Bringing me back to my original concerns stemming from this Rolling Stone piece. Speaking of PPMs, the RS piece references the fickle nature of PPM numbers that sink whenever a new or unfamiliar song comes on, leading Rock stations to lean on their catalog more and take fewer chances. I might add it also leads them to stick to the same sound (aggro, male-centric, minor chords) and continue to play the same soundalike bands for fear that anything with a different sound will drive listeners away. Of course, that same sound is precisely WHAT is driving a lot of listeners away, because they are just plain SICK of it. Thus it becomes a vicious cycle. Rock stations try so hard to hang onto their precious P1s (the core audience of their station) that they don't care if everyone else stops listening. End result: smaller audience and fewer opportunities for new and different bands to break through. Again, it's the damn computers and consultants.

Worse though are the two quotes that close the article. The first comes from a spokesperson at CBS Radio, who stated that the changes in NYC and Chicago "shouldn't spell the demise of the entire format. Clearly we have several stations thriving in the format." Apparently, CBS didn't think that WKRK in Cleveland (#12 in the overall ratings there with a pretty respectable 3 share) was one of them, because they just blew that Alternative station up and flipped it to Sports Talk. This leaves the people of Cleveland with two rock stations, a classic rock station and heritage rocker WMMS, which being billed as Active Rock leaves me thinking that you likely won't hear any Mumford & Sons or Death Cab for Cutie or Blink-182 on Rock radio in Cleveland any time soon... or any WOMEN, for that matter. The second quote comes from the owner of Glassnote Records, home of Mumford & Sons and Phoenix, who says that if he were CBS Radio, he would launch a hip rock station in New York in a heartbeat.

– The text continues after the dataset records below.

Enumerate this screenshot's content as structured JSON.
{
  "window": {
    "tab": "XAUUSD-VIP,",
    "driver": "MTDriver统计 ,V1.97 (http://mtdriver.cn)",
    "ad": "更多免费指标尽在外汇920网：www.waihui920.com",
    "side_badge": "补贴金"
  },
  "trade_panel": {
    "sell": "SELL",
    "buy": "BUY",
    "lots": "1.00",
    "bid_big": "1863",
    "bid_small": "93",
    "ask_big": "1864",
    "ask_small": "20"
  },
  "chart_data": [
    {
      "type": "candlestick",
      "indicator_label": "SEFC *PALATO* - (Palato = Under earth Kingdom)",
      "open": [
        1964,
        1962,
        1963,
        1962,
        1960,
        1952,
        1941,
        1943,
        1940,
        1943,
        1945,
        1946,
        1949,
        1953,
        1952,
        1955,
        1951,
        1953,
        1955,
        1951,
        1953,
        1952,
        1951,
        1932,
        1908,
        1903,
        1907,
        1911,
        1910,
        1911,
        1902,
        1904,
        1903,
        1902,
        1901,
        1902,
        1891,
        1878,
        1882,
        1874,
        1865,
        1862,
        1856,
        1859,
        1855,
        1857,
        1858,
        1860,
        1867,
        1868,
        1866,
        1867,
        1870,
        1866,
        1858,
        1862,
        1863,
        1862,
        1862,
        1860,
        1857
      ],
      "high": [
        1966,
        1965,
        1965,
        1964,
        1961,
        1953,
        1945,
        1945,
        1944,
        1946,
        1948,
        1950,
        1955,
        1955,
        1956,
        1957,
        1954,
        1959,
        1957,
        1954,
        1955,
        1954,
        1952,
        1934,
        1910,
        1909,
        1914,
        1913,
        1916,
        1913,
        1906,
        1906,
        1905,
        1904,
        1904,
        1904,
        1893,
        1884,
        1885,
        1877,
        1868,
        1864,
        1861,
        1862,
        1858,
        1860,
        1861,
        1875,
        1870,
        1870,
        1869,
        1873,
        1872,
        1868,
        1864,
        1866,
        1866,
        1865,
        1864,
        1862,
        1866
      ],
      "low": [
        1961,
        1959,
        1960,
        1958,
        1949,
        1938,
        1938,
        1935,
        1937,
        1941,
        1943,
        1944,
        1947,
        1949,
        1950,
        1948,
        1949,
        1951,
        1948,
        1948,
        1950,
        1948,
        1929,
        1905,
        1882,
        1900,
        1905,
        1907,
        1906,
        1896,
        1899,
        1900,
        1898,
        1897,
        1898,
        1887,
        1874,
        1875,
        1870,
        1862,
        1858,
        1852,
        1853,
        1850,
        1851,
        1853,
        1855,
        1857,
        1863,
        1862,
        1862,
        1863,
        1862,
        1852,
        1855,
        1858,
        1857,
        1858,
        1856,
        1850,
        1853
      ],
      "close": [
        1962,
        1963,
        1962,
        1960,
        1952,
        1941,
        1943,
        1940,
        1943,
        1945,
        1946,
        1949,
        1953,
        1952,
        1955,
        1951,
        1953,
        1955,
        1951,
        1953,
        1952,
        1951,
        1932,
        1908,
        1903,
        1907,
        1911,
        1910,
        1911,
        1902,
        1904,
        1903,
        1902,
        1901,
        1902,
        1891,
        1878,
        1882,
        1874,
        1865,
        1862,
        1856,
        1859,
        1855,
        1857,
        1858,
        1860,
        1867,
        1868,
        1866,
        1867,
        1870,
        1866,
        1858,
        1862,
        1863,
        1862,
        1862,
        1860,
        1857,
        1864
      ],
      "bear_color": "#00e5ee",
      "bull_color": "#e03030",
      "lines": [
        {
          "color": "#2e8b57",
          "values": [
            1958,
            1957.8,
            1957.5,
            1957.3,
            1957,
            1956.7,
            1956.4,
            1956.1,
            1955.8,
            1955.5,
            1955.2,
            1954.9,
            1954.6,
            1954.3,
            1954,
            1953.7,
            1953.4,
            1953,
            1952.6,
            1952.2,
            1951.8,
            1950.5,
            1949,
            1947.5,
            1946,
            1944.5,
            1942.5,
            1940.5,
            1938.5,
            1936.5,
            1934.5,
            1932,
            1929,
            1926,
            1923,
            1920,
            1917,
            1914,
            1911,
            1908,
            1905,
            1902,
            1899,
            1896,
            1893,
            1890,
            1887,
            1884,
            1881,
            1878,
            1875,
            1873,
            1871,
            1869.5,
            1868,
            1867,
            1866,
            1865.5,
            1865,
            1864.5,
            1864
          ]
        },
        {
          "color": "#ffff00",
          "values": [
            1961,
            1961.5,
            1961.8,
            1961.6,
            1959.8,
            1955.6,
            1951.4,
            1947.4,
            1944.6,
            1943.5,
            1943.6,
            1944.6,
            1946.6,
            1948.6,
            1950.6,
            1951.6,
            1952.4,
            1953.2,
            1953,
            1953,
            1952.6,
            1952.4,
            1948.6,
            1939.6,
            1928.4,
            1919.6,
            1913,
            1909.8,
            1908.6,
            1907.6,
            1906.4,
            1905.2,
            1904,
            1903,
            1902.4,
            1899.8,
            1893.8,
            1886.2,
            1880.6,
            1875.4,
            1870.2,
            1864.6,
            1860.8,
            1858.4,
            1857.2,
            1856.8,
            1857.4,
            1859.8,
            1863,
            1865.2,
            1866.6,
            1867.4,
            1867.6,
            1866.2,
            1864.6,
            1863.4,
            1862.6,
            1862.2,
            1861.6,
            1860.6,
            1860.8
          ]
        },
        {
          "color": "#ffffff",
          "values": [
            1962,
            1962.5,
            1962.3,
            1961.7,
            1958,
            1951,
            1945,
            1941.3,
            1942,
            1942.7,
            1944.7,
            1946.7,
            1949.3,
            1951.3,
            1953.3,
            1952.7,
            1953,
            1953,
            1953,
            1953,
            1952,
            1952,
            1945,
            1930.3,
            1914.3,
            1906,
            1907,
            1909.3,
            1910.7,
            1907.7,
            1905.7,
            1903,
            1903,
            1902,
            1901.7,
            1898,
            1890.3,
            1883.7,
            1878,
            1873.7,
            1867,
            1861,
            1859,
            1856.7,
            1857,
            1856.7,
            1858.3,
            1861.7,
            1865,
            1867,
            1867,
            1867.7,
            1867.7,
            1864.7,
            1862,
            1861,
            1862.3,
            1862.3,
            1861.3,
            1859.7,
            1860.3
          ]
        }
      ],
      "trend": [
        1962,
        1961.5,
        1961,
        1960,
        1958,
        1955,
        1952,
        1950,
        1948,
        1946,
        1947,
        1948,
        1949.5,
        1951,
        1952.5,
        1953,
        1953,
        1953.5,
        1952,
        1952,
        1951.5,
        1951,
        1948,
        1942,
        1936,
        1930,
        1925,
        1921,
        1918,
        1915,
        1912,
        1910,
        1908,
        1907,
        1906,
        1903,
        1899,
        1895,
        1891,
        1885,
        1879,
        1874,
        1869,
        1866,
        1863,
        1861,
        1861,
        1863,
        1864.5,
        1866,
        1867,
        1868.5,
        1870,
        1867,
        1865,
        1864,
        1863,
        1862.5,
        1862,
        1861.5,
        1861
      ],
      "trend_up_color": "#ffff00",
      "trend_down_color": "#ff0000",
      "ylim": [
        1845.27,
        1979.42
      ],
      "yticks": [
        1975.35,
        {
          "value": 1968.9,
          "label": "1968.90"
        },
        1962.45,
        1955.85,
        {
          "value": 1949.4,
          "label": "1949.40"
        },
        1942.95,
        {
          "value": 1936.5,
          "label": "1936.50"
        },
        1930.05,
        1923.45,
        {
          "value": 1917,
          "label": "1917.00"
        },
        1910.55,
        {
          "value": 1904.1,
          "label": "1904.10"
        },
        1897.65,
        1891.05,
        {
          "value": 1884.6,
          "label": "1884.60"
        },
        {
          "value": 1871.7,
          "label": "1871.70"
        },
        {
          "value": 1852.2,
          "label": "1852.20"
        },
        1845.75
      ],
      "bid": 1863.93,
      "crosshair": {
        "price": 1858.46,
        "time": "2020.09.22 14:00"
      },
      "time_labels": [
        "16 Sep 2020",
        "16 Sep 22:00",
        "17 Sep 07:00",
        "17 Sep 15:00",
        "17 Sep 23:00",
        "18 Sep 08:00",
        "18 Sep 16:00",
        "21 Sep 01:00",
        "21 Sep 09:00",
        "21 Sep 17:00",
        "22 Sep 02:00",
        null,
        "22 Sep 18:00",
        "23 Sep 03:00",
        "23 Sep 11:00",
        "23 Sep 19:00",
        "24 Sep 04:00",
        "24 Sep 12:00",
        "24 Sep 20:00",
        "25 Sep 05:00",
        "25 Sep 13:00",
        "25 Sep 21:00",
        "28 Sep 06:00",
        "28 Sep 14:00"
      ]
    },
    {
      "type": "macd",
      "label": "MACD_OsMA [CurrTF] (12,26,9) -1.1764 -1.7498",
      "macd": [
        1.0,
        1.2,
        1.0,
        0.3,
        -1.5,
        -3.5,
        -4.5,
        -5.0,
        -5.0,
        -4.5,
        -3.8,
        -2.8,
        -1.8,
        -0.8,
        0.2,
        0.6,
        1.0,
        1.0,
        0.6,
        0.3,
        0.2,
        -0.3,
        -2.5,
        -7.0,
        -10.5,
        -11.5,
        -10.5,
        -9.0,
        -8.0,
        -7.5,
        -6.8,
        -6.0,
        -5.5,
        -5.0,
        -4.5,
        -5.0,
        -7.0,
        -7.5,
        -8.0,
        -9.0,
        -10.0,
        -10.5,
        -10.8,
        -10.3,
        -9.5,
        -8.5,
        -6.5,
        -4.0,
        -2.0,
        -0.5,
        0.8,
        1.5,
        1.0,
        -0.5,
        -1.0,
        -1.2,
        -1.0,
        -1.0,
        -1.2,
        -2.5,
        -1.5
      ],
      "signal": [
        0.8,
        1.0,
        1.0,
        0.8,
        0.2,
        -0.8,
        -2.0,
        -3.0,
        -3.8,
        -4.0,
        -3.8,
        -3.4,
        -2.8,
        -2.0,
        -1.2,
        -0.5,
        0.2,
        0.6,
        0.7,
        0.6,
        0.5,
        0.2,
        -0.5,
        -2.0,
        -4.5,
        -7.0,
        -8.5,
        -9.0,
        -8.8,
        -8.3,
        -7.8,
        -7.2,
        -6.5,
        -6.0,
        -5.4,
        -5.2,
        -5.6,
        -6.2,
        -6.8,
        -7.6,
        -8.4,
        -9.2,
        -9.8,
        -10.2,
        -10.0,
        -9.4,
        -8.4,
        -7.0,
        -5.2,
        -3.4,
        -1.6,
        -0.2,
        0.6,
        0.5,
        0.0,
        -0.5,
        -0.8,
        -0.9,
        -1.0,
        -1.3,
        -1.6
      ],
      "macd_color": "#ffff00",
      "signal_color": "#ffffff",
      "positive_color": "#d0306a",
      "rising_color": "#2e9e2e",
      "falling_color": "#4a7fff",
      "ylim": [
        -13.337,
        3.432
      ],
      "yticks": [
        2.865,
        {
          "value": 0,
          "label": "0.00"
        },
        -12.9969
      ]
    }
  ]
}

Except CBS HAD an Alt-Rock station in NYC... it was called K-Rock... and they blew it up 2 1/2 years ago.

So what makes a Rock station worth keeping anymore? I'd say great personalities and a real connection with the audience, but K-Rock had Opie & Anthony and WRXP had Matt Pinfield, and that didn't mean a damn thing. For that matter, all the years of great radio from great DJs and goodwill built up with fans couldn't save the mighty KMET in Los Angeles from becoming a corporate casualty all the way back in 1987. So no matter how much the people lament the loss of such stations, it seems that once again, the people in charge care only about the bottom line and the consultant's numbers, rather than their audience.

Not only are the listeners noticing this, so are the people running the new rival services threatening to take away terrestrial radio's audience. The Senior VP of Marketing at Slacker Radio (another web-based radio service, like Pandora) stated that radio has gotten away from what it does best (expert programming and tailoring to an audience) and become "generic hit machines." In confronting terrestrial radio, he pretty much tells the industry that it has two options: go back to caring about your audience, or we'll do it for you and you can kiss your listeners goodbye. One has to wonder if owners of Rock stations are truly getting the message.